French doors opened onto a balcony, and in the half an hour before he was due downstairs Webster sat outside, watching the boats on the lake and the servants making preparations for lunch and smoking what he was sure wouldn’t be the last cigarette of the day.

He missed Elsa. She would have liked it here. The house occupied a small peninsula, heavily wooded with chestnuts and cypresses and jutting grandly into the lake, and looked in fact like three houses progressing in steps down the hill to the water. It must have been two hundred years old, perhaps three, and even though everything was spotlessly kept—the apricot walls and verdigris shutters freshly painted, the terraced gardens neatly clipped, the rhododendrons and azaleas and camellias freshly in bloom—it had the dignity and reserve of age, as if its current occupiers were fleeting tenants and not a matter of great concern. So yes, she would have liked it, and he would have liked her to be here, but at the same time he was relieved beyond measure that she hadn’t come.

At five to one he made his way downstairs and found the Qazais sitting at a table under an open arcade. Only Ava was not yet there. Timur rose and coming to greet him shook his hand stiffly; Raisa was warmer, and remembered him to Farhad and to Parviz, who smiled shyly.

Webster sat opposite Ava’s empty seat next to Qazai, who took the head. A waiter in a white jacket, white shirt and black tie poured him water, switched bottles deftly and before Webster could consider or object had poured him a glass of white wine.

“Your good health, Mr. Webster,” said Qazai, raising his glass, “we are delighted to see you here.”

Webster raised his and gently clinked the other glasses. “Thank you. It’s a pleasure to be invited.” It sounded stiff as he said it. “You have a very beautiful house.” Behind Ava’s empty seat the lake seemed to stretch across his entire vision, still and evenly blue, and from it on the far shore rose green forested mountains, the highest in the range beyond still tipped with snow.

“Thank you,” said Qazai, with a little bow of his head. He wore an open-necked white shirt and seemed relaxed; but despite the casual air Webster thought his eyes looked tired, and the skin under them dry and dark. “This is probably where I am happiest. Right here.
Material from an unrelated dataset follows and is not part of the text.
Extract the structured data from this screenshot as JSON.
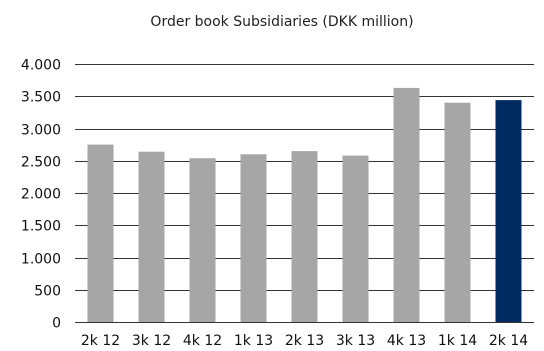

With my family.” He raised his glass again, and drank a silent toast to them.

“Ava!” Farhad, Parviz’s brother, had slid off his chair and was running across the lawn with his arms spread wide, clutching Ava’s leg as he reached her. She ruffled his hair, squatting down and kissing him, then picked him up to swing him around in a low arc. Smiling and taking off her sunglasses, she crossed the grass to the table and went straight to Parviz, crouching down by him and giving him an enveloping hug. When she finally pulled away she held his face in her hands and looked at him for several seconds, her eyes full of intensity as if she were about to cry.

At last she let go of Parviz, gave him an earnest smile and went to Qazai, hugging him and Raisa and her brother in turn. Webster stood.

“You remember Mr. Webster,” said Qazai.

“I do. Hello, Mr. Webster.” She held out her hand, smiling, her eyes no longer intense but playful. “What do you make of our lakeside retreat? Not to be confused with the seaside retreat, or the mountain retreat, or all the other retreats.”

“It’s beautiful.”

Ava sat, her eyes on Webster, and waited for her wine to be poured.

Now that everyone was here Qazai unfolded his napkin and placed it carefully in his lap. “I was just telling Mr. Webster, darling, that this is my favorite place. There is something about the lake and the mountains…”

“That reminds you of Iran. Yes, we know.” Ava was smiling but there was a hint of needle in her voice.

Qazai also smiled, a little stiffly. “My daughter knows me too well,” he said, to no one in particular. “But did you know,” he leaned in to the table, pointing at the gardens, “that the cypress was planted in all the ancient gardens of Iran? They do not look quite like this—more bushy, less straight—but they have been in my country since history began.”